Global gold funds now collectively hold more gold than the Chinese central bank, the world’s tenth-largest holder with 600 tonnes.
Analysts said bad timing and rigid government rules were equally to blame for not winning over more Indian investors.
“It has been launched at the wrong time when gold prices have started dipping. People are sitting with surplus cash, but the volatility has kept investors away,” said Mumbai-based Gnanasekhar Thiagarajan, director of Commtrendz Risk Management.
“Vibrant equity markets have also kept investors away from gold exchange traded funds (ETFs),” he said.
The Mumbai Stock Exchange’s main index surged 47% in 2006 and another 5% this year. Gold rose 24% in 2006 but is only up 1.6% so far this year.
Analysts said investment in Indian gold ETFs was a sure bet, provided investors were willing to hang on for a longer period and shed their desire to buy it physically. The interest was being stymied by lack of aggressive marketing.
“The awareness of this type of investment vehicle is still low. Also, if the ETFs have to reach the rural public, the account opening procedures and documents should be kept simple,” said SI Kannan, analyst with Kotak Commodities.
Mandatory requirements for an income tax identification number made the system difficult for illiterate farmers who buy gold. Rules that prevent commodity firms from giving price guidance were also hampering growth, analysts said.
Analysts said that other issues such as restricting trading in ETFs to Indian stock trading hours prevented investors from taking guidance from global price trends, especially from gold futures in the US.
Stuart Thomas, managing director of US-based World Gold Trust Service, said the poor response was also a result of the structure of the Indian products.

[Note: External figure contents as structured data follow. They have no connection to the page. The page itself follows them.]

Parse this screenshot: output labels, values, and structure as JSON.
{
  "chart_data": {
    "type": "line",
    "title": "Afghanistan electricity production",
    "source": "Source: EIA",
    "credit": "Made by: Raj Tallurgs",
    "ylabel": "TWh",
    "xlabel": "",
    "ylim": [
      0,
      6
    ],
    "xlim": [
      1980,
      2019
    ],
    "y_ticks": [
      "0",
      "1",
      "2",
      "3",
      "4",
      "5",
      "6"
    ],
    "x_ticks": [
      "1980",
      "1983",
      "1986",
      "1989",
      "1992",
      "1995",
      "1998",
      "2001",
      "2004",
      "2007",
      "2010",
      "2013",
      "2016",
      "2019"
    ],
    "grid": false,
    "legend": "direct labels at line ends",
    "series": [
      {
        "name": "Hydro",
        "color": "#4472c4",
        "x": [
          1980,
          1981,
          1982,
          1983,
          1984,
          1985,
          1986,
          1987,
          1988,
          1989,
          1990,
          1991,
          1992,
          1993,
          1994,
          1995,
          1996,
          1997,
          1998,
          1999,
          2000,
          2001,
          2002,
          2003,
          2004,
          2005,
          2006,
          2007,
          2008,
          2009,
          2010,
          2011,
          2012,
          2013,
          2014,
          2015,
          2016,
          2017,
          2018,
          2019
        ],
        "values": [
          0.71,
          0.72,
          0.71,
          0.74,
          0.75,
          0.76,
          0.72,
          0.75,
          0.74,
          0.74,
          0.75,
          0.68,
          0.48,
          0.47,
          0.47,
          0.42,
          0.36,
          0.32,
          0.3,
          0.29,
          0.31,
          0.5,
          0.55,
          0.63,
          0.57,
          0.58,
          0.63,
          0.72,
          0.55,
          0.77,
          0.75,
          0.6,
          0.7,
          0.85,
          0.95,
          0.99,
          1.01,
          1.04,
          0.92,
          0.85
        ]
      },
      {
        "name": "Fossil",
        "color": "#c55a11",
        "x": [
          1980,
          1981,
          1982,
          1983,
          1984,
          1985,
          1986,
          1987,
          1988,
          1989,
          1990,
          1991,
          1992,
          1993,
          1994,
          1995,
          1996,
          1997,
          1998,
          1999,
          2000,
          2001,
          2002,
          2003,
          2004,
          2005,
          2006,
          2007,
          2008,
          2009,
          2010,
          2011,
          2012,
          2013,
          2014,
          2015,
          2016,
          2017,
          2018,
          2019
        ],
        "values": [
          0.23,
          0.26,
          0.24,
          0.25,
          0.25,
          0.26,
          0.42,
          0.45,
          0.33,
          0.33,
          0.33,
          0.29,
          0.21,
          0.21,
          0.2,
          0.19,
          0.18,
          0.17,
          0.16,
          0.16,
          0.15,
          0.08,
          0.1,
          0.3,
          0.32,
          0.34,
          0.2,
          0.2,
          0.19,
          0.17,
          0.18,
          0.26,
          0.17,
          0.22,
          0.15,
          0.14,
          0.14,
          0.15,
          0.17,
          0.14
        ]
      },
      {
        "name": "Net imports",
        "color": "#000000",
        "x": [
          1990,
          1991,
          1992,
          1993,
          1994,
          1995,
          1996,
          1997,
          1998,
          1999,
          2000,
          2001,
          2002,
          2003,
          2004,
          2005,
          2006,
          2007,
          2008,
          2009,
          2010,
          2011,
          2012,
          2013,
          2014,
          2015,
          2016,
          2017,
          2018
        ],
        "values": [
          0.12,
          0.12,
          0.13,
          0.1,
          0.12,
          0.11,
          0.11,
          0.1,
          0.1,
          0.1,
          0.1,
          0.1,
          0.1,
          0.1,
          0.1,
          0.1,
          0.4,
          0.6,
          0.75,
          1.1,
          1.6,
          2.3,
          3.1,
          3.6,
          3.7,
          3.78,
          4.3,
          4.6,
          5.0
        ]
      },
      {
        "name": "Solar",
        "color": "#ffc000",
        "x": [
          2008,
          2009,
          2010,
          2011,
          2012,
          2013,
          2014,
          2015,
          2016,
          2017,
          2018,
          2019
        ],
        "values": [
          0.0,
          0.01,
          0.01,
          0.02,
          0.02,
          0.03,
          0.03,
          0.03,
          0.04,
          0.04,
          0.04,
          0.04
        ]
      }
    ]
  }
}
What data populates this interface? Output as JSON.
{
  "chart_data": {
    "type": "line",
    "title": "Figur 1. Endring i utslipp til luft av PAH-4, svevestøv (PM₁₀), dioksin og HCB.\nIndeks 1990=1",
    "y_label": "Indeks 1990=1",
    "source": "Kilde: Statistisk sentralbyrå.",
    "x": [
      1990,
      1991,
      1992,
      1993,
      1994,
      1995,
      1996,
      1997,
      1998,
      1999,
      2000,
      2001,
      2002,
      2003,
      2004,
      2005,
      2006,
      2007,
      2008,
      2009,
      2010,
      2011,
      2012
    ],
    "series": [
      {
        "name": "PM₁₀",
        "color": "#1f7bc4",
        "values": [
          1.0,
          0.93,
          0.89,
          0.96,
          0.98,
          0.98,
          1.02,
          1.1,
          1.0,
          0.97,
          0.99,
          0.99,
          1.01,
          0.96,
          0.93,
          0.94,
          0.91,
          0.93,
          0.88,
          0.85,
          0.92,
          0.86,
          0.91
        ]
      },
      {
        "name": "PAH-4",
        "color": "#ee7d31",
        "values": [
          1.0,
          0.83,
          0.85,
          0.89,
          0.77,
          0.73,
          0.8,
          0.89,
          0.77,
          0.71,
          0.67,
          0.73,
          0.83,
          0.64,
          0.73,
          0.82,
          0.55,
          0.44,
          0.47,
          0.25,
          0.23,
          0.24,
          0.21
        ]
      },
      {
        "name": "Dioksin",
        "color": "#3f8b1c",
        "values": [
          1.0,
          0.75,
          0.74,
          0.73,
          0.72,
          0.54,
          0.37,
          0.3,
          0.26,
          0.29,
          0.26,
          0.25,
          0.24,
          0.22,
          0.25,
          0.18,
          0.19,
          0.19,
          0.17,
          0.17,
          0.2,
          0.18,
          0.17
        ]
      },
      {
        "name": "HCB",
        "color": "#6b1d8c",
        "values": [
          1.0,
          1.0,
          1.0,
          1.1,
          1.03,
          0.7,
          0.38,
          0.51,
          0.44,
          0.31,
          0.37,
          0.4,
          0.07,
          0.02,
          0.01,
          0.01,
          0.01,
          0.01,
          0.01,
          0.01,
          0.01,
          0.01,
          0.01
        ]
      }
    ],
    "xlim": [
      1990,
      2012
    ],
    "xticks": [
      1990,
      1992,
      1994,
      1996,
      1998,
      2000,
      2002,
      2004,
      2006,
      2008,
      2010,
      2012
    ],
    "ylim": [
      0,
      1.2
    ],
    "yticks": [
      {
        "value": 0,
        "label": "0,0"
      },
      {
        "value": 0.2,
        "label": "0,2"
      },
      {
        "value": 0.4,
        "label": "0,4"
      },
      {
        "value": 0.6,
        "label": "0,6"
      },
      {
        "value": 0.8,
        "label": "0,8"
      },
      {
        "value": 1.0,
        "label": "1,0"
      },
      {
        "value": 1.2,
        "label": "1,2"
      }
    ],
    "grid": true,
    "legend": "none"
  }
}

“With the market size of India, with growth in India, with the affinity for gold, I would call those products sub-optimal,” said Thomas, who heads the firm that has launched a gold ETF, which accounts for 75% of gold accumulated by global ETFs.
“It’s really a structural issue more than anything else. I think with the right product in that market with the right structure, you have got the massive offtake there,” he said.
Analysts said the design of the products – only in local currency, controls on imports and exports of gold bars, limitations on the foreign exchange trade and several rules imposed by the equities market regulator – scared investors.
“What has prevented us from really doing something in India is that the current regulations are not favourable for us to roll out our products the way we think they should be,” said Pierre Lassonde, chairman of industry-funded World Gold Council, which has sponsored and promoted several gold ETFs in the world.
“It doesn’t give the buyer the protection, it doesn’t give the buyer the fungibility that we have in other products.”
Only about a dozen authorised banks and government trading houses are allowed to import and sell gold in India. Shipments of gold bars are banned, but gold jewellery can be exported.
But promoters of Indian ETFs, UTI Asset Management and Benchmark Asset Management, remain optimistic following a pick up in trading, though volumes were still small.
“We have about 10 kg of gold, or 10,000 units being traded every day on the exchange,” said Swati Kulkarni, vice-president of UTI Asset Management. “In May, 5,000 units were being traded.
In two years, I would think it will be a popular product.” Rajan, Mehta, managing director of Benchmark, which launched the first gold ETF in March, said its growth had been steady.
“It is a cultural shift and it takes time.